A federal appeals court has handed Iowa a major legal victory, allowing the state to enforce key parts of its 2023 education law while broader constitutional challenges continue. The ruling means Iowa may move forward, for now, with restrictions on classroom instruction related to sexual orientation and gender identity in kindergarten through sixth grade, along with a requirement that school libraries remove books containing descriptions or depictions of sex acts.
The Eighth Circuit’s decision reversed lower-court blocks on those provisions and rejected the challengers’ claim that the law was facially unconstitutional. The court said the plaintiffs, including Iowa Safe Schools and allied groups, were unlikely to succeed on the merits of that sweeping challenge. The judges also allowed enforcement of a parental-notification provision requiring school officials to inform parents when a student seeks a social transition at school, such as using a different name or pronouns.

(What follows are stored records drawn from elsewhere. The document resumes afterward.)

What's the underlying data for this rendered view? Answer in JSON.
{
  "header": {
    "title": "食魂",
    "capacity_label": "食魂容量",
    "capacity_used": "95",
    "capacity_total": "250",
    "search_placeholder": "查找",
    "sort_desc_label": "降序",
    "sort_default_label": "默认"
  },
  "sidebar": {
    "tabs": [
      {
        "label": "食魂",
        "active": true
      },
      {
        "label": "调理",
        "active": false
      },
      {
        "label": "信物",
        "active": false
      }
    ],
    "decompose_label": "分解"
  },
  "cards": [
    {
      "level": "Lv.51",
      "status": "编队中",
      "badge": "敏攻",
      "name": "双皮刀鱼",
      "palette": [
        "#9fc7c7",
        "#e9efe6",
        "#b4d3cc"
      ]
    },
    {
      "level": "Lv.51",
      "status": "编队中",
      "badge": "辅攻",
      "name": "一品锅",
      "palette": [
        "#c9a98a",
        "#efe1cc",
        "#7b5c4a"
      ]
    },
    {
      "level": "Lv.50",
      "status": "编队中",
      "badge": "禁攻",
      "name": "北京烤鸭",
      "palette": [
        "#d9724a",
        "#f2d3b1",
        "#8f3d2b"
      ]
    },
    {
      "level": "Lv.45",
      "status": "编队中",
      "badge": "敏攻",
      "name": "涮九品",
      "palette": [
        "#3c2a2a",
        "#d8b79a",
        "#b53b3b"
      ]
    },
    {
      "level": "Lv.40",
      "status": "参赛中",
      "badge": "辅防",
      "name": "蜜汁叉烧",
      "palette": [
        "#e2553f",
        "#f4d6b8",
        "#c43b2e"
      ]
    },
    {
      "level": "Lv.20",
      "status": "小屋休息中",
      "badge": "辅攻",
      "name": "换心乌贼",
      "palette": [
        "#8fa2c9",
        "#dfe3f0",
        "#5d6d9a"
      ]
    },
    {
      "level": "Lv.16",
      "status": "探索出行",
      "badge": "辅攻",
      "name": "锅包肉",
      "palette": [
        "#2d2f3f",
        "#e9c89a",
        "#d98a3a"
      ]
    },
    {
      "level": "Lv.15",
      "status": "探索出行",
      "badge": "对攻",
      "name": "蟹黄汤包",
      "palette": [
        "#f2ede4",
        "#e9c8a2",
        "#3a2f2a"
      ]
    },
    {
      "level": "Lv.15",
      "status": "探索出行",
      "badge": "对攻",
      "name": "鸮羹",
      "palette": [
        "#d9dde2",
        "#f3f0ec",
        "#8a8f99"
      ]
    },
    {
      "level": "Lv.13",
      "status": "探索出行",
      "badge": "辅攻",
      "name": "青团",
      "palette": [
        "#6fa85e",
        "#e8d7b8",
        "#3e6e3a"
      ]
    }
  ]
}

The ruling restores common sense to public education. Iowa Attorney General Brenna Bird has argued that the state is well within its authority to keep sexually explicit material out of school libraries and to ensure that young children are not subjected to ideological instruction on gender and sexuality.
The court treated school libraries as closely connected to curriculum and public education rather than as open forums with unlimited First Amendment protection. That distinction weakened the challengers’ attempt to portray any removal of sexually explicit material as unconstitutional censorship. The broader lawsuits are still alive in district court, and more as-applied challenges may yet be filed, but Iowa can enforce the law in the meantime.
The decision marks another sign that courts are becoming less willing to accept the left’s insistence that every school dispute involving gender ideology must be resolved in favor of activists. States still have broad authority over curriculum, age-appropriate material, and parental rights. Iowa has now won an important round in that fight.
For years, parents were told they had no right to object to sexually explicit books or ideological classroom content. This ruling says otherwise. It is a reminder that schools exist to educate children, not to serve as laboratories for progressive social experimentation.